Open Access: This article is an open-access article that was selected by an in-house editor and fully peer-reviewed by external reviewers. It is distributed in accordance with the Creative Commons Attribution NonCommercial (CC BY-NC 4.0) license, which permits others to distribute, remix, adapt, build upon this work non-commercially, and license their derivative works on different terms, provided the original work is properly cited and the use is non-commercial. See: https://creativecommons.org/Licenses/by-nc/4.0/
Corresponding author: Nian-Song Qian, MD, Chief Physician, Department of Thoracic Oncology, Respiratory and Critical Care Medicine, The Eighth Medical Center of People’s Liberation Army General Hospital, No. A17 Heishanhu Road, Haidian District, Beijing 100091, China. qianniansong1@163.com
Received: June 5, 2025 Revised: July 5, 2025 Accepted: November 11, 2025 Published online: December 24, 2025 Processing time: 201 Days and 20.7 Hours
Abstract
Programmed death receptor-1 inhibitors have significantly improved the prognosis of various malignancies. Nevertheless, hyperprogressive disease (HPD), recognized as a severe adverse reaction to immunotherapy, causes a substantial surge in tumor burden and notably shortens the survival of 4%-29% of patients. This article comprehensively reviews the controversies regarding the clinical definition of HPD, its cross-cancer epidemiological features (encompassing gastric cancer, non-small cell lung cancer, head and neck squamous cell carcinoma, etc.), and potential molecular mechanisms (such as MDM2/MDM4 gene amplification, EGFR mutations, and reprogramming of the immune microenvironment). It further delves into biomarker-based predictive models, targeted combination therapy strategies, and salvage treatment alternatives. Ultimately, it puts forward future directions, including the establishment of a multicenter HPD registry database and organoid predictive models, aiming to offer evidence-based guidance for clinical practice.

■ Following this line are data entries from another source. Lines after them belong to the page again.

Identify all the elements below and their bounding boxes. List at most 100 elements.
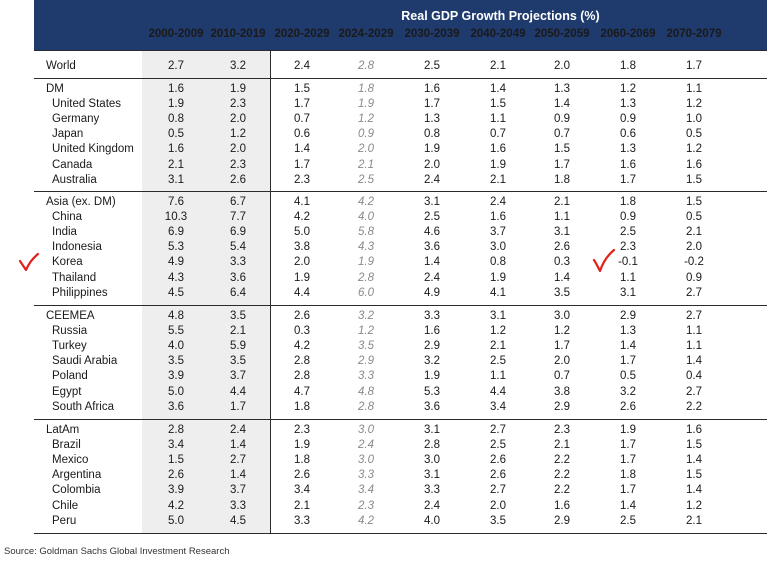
row-value: 2.2 [554,469,570,482]
row-value: 2.3 [230,158,246,171]
row-value: 1.6 [424,325,440,338]
row-value: 0.7 [554,370,570,383]
row-value: 4.4 [490,385,506,398]
row-value: 4.5 [230,514,246,527]
checkmark-icon-left [18,252,40,272]
row-value: 0.5 [686,211,702,224]
table-title: Real GDP Growth Projections (%) [401,9,600,23]
table-row: Turkey 4.0 5.9 4.2 3.5 2.9 2.1 1.7 1.4 1.1 [0,340,773,355]
column-header: 2010-2019 [210,28,266,40]
row-value: 1.7 [620,439,636,452]
row-value: 1.4 [230,469,246,482]
row-label: Peru [52,514,77,527]
row-value: 3.4 [358,484,374,497]
row-value: 1.9 [424,143,440,156]
row-value: 2.3 [294,173,310,186]
row-label: Russia [52,325,88,338]
row-value: 1.6 [620,158,636,171]
table-row: Poland 3.9 3.7 2.8 3.3 1.9 1.1 0.7 0.5 0.4 [0,370,773,385]
row-value: 3.1 [554,226,570,239]
row-value: 4.2 [358,196,374,208]
row-label: CEEMEA [46,310,95,322]
column-header: 2024-2029 [338,28,394,40]
group-divider [34,50,767,51]
row-value: 1.6 [168,143,184,156]
table-row: Russia 5.5 2.1 0.3 1.2 1.6 1.2 1.2 1.3 1.1 [0,325,773,340]
row-value: 1.4 [230,439,246,452]
row-value: 1.3 [620,325,636,338]
row-value: 1.6 [554,499,570,512]
row-label: Saudi Arabia [52,355,118,368]
table-row: United States 1.9 2.3 1.7 1.9 1.7 1.5 1.4 1.3 1.2 [0,98,773,113]
row-value: 2.5 [490,355,506,368]
row-label: LatAm [46,424,80,436]
row-value: 2.1 [168,158,184,171]
row-value: 3.5 [358,340,374,353]
row-label: Thailand [52,271,97,284]
table-row: Australia 3.1 2.6 2.3 2.5 2.4 2.1 1.8 1.7 1.5 [0,174,773,189]
row-value: 2.8 [358,400,374,413]
row-value: 2.0 [230,113,246,126]
table-row: CEEMEA 4.8 3.5 2.6 3.2 3.3 3.1 3.0 2.9 2.7 [0,310,773,325]
row-value: 1.9 [294,439,310,452]
row-value: 1.6 [490,143,506,156]
table-row: Japan 0.5 1.2 0.6 0.9 0.8 0.7 0.7 0.6 0.5 [0,128,773,143]
row-value: 3.8 [554,385,570,398]
row-value: 2.0 [358,143,374,156]
row-value: 2.7 [168,60,184,72]
row-value: 2.1 [554,196,570,208]
row-value: 1.8 [620,469,636,482]
row-label: United Kingdom [52,143,134,156]
row-value: 1.8 [358,83,374,95]
row-value: 4.9 [424,286,440,299]
row-value: 3.3 [358,469,374,482]
table-row: DM 1.6 1.9 1.5 1.8 1.6 1.4 1.3 1.2 1.1 [0,83,773,98]
row-value: 0.5 [620,370,636,383]
row-value: 3.0 [554,310,570,322]
row-value: 1.6 [168,83,184,95]
row-value: 0.7 [490,128,506,141]
row-value: 2.1 [686,514,702,527]
row-value: 3.5 [168,355,184,368]
row-value: 3.5 [490,514,506,527]
row-value: 2.6 [490,454,506,467]
table-row: South Africa 3.6 1.7 1.8 2.8 3.6 3.4 2.9 2.6 2.2 [0,401,773,416]
row-value: 1.4 [620,340,636,353]
row-value: 1.3 [424,113,440,126]
row-value: 3.6 [424,241,440,254]
row-value: 1.8 [554,173,570,186]
row-value: 2.6 [490,469,506,482]
divider-historical [270,50,271,534]
row-value: 2.7 [490,484,506,497]
table-row: LatAm 2.8 2.4 2.3 3.0 3.1 2.7 2.3 1.9 1.6 [0,424,773,439]
row-label: Argentina [52,469,102,482]
row-value: 2.4 [294,60,310,72]
row-value: 3.6 [230,271,246,284]
row-value: 1.4 [554,98,570,111]
row-value: 3.5 [230,355,246,368]
group-divider [34,191,767,192]
row-value: 1.4 [294,143,310,156]
row-value: 2.4 [230,424,246,436]
row-value: 1.4 [424,256,440,269]
row-value: 3.3 [294,514,310,527]
row-value: 1.4 [686,484,702,497]
row-value: 6.0 [358,286,374,299]
row-label: Philippines [52,286,108,299]
row-value: 1.7 [424,98,440,111]
row-value: 2.0 [554,355,570,368]
row-value: 7.7 [230,211,246,224]
row-value: 1.7 [230,400,246,413]
row-value: 1.2 [686,143,702,156]
row-label: Brazil [52,439,81,452]
row-label: United States [52,98,122,111]
row-value: 3.1 [620,286,636,299]
row-value: 2.5 [424,60,440,72]
row-value: 1.7 [620,484,636,497]
table-row: India 6.9 6.9 5.0 5.8 4.6 3.7 3.1 2.5 2.1 [0,226,773,241]
row-value: 1.9 [168,98,184,111]
row-value: 1.7 [294,158,310,171]
table-row: Korea 4.9 3.3 2.0 1.9 1.4 0.8 0.3 -0.1 -0.2 [0,256,773,271]
row-value: 1.2 [230,128,246,141]
row-value: 2.2 [554,484,570,497]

Core Tip: Immune checkpoint inhibitor-induced hyperprogressive disease represents a paradoxical clinical phenomenon characterized by accelerated tumor progression mediated through complex immunosuppressive mechanisms involving regulatory T cells expansion, M2-type tumor-associated macrophages polarization, and myeloid-derived suppressor cells accumulation within the tumor microenvironment, coupled with oncogenic alterations such as MDM2 amplification and EGFR activation. Current predictive approaches integrate liquid biopsy profiling (e.g., circulating tumor DNA and blood tumor mutational burden dynamics) with systemic inflammatory markers (e.g., neutrophil-to-lymphocyte ratio and lactate dehydrogenase ratios), while emerging therapeutic strategies focus on combinatorial approaches targeting immunosuppressive networks, metabolic reprogramming, and checkpoint inhibition. This multifaceted pathogenesis underscores the critical need for mechanistic elucidation and translational development of precision management algorithms to mitigate this life-threatening complication of cancer immunotherapy.